Solo leaned back. “That makes sense. It does. One of the factors we used was choosing worlds that produced certain types of matériel that are valuable in times of war and times of peace. That would correspond to a certain degree to the types of goods Alderaan was importing after it banned all its weapons. Can you run the numbers on our projections again, substituting trade with Alderaan for what we had?”

Wedge gave him a smile. “Already did. And guess which system, discounting the ones we’ve already visited, jumps to the top of the list?
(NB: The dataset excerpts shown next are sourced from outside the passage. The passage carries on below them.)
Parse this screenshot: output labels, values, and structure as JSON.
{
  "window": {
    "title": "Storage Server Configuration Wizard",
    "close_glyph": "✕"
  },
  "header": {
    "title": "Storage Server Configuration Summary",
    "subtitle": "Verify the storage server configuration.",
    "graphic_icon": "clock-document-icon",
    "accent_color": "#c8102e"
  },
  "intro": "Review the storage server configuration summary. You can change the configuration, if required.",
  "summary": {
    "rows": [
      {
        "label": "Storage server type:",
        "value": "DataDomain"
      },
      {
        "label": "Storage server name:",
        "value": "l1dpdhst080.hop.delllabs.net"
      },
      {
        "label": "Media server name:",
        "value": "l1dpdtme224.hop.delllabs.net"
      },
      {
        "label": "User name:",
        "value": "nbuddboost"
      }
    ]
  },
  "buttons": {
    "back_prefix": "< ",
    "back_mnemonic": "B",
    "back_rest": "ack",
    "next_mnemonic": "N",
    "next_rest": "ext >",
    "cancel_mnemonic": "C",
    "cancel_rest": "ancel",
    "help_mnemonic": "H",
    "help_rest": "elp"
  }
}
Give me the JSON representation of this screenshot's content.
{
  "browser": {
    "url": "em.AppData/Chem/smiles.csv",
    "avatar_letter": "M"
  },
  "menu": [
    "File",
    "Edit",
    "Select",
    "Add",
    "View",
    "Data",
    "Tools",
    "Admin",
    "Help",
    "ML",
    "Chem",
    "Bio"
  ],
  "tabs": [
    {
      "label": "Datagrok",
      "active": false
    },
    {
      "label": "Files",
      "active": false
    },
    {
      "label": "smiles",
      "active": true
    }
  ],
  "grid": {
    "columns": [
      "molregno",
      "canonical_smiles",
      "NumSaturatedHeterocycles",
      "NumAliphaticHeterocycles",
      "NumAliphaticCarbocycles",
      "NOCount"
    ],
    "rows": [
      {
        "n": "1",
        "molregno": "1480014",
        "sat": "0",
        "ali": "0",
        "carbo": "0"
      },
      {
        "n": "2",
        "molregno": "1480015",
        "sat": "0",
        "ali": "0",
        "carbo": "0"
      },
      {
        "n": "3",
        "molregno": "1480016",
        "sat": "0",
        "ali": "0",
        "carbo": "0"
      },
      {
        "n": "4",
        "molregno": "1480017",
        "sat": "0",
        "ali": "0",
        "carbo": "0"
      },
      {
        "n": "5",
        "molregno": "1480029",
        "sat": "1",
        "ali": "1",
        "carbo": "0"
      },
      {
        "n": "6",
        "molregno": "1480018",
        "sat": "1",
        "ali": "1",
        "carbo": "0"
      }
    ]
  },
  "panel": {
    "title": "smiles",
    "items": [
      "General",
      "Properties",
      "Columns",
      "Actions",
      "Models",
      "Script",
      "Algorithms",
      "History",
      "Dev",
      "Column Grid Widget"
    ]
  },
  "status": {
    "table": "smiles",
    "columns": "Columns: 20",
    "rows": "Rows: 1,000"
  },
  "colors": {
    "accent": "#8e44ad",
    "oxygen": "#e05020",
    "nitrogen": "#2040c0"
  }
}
Vahaba.”

“Vahaba.” Solo smiled. “If we can get the
Falsehood
repaired fast enough, we can dangle it like bait for Zsinj again. All right, Nelprin, Donos, thanks for coming. Loran, I need you for a moment more.”

Donos rose, offered a salute, and was the first one out the door.

When the three pilots were gone, Solo turned to Wedge. “If Zsinj wouldn’t come in at Kidriff to get me, he won’t come in anywhere. He’s just too conservative. Protecting
Iron Fist
all
the way. So if we can’t get
Iron Fist
close enough to a gravity well to trap it for a while, we need to bring a gravity well to
Iron Fist
.”

Wedge frowned. “Meaning what? An Interdictor cruiser?” Those vessels, uncommon even in the Imperial fleet where they were most prevalent, possessed gravity-well generators that, when activated, could keep all vessels within range from entering hyperspace.

“That’s right.”

“Does Fleet Command have one available for you?”

“No,” Solo said. He turned to Face. “That’s where you come in.”

“Uh-oh,” Face said.

“I’m going to set up an appointment between you and your Imperial admiral buddy. I want you to go ask him for an Interdictor.”

Face said, “Begging your pardon, sir, but you’re crazy enough to be a Wraith.”

Solo grinned. “Until you’ve crewed with me for a few years, kid, you have no idea what ‘crazy’ means.”

14

Tonin decided that it might be a good thing to be the King of the Droids.

He was now a mighty leader, in command of hundreds of utility droids aboard
Iron Fist
.

He had modified many of them, with magnetic treads replacing their wheels, so that they might maneuver on the outer hull of the vessel. They clustered at the engines and the hyper-comm antennae, using their internal tools to chew and splice their way into external system ports and accesses.

More moved within
Iron Fist
at Tonin’s commands. Some were in the engine compartments. Others had spliced into the computer data cables. One was now in the security system that monitored Lara’s quarters; it fed modified recordings of her to the observers, so she could do whatever she pleased in her quarters while they saw only footage of her sleeping. Others dragged cables and dataports through the walls, giving Lara access to more and more secure portions of the ship and the computer archives.

Even so, half of the utility droids Tonin commanded confined themselves to ordinary ship’s functions … for Tonin had to make sure the ship’s central computer didn’t notice a sudden drop in the utility droid population. If droid MSE-6-P303K
spent its day doing Tonin’s bidding, droid MSE-6-E629L would spend half its day doing the duties assigned by the ship’s computer, then would visit one of the special interfaces Tonin had had installed at points in the ship, assume the identity of MSE-6-P303K, and spend the other half of its day doing that droid’s duties.